Fue en el aeropuerto, al hacer escala en México DF el 12 de marzo, cuando, antes de embarcar, se nos avisó de la posibilidad de que el vuelo se cancelase o no pudiera aterrizar en Barcelona. Las noticias que recibíamos de mi marido, familiares y amigos eran muy preocupantes.

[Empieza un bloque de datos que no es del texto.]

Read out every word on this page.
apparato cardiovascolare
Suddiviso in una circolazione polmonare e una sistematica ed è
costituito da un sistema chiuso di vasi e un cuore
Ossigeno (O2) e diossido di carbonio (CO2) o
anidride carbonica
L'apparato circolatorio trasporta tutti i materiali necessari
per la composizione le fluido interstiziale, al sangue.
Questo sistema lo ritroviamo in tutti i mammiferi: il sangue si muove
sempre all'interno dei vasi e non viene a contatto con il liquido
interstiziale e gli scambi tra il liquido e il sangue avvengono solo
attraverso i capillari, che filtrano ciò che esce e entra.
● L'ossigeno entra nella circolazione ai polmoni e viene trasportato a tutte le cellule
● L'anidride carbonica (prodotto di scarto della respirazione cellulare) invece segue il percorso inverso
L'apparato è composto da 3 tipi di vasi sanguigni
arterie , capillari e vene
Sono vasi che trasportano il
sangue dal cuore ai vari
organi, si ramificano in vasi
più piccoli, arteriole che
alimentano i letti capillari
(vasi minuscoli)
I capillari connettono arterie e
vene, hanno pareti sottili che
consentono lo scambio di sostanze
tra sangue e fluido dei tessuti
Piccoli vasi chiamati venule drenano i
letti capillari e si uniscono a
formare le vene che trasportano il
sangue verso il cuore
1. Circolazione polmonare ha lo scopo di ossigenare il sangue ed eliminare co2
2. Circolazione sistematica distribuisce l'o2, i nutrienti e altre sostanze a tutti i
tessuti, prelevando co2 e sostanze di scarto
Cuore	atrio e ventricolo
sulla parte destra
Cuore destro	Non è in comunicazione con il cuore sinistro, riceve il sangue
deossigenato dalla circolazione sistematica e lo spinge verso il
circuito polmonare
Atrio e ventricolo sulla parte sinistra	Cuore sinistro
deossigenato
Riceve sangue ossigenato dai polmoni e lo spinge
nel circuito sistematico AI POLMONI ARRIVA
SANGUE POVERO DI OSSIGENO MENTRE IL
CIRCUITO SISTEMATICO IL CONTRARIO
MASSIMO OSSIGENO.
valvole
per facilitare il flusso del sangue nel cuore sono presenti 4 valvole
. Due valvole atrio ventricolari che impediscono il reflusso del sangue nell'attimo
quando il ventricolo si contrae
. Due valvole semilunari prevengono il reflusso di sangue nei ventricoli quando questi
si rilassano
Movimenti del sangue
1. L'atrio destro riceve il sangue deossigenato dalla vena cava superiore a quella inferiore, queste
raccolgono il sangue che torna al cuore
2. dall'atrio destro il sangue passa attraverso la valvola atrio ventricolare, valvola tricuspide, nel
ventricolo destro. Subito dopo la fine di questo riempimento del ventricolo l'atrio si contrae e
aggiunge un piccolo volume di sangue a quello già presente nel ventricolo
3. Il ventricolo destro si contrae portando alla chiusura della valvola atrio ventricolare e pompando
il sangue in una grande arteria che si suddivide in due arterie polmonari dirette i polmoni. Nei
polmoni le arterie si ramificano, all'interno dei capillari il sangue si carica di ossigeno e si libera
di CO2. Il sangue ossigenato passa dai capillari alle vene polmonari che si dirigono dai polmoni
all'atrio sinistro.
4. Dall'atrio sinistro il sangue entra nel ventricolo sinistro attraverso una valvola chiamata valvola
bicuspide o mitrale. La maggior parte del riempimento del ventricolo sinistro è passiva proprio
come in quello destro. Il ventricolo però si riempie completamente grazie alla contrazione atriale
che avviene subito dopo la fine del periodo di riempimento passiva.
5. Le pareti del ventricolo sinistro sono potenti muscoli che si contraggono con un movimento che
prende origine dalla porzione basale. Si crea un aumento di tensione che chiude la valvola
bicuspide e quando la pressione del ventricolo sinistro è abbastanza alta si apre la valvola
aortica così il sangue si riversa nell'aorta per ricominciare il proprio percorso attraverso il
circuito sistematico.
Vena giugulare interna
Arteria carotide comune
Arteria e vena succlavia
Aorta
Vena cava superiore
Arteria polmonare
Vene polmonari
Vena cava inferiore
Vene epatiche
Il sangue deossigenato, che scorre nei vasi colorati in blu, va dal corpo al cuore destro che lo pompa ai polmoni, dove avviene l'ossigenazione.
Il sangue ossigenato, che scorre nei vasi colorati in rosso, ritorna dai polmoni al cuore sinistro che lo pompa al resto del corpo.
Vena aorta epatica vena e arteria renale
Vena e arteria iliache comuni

No sin dificultades, con una escala imprevista en Azores, aterrizamos en Barcelona la mañana del 13 de marzo. El aeropuerto estaba desierto; policía por todas partes, no daba crédito. Mi marido a la salida esperándome. Nos abrazamos intensamente, sin palabras, pues creímos en algún momento que no íbamos a poder reunirnos, nosotros, que jamás nada ni nadie nos había separado en décadas. Hicimos un viaje de retorno a casa en silencio y escuchando la radio del coche. Yo estaba desubicada, y no por el 'jet lag'; los lugares, antes familiares, ya no lo eran.
Al día siguiente por la mañana salí a la farmacia. Las calles estaban desiertas, desoladas, heladas, inertes, inmóviles, inhóspitas, abducidas... de repente se acerca un coche patrulla emitiendo un mensaje: “Esto es una emergencia sanitaria, se recuerda a la población….”. Tengo grabado ese mensaje en mi cerebro y no consigo borrarlo. Seguí con la mirada al coche hasta que desapareció por la esquina. Miré alrededor buscando complicidad, empatía, consuelo. Regresé a casa despavorida y no salí en un mes, convencida de que en esa escala en Azores atravesamos un agujero de gusano y estaba en un mundo paralelo.
Sigo buscando la puerta de regreso; quizá si vuelvo a las Azores la encuentre.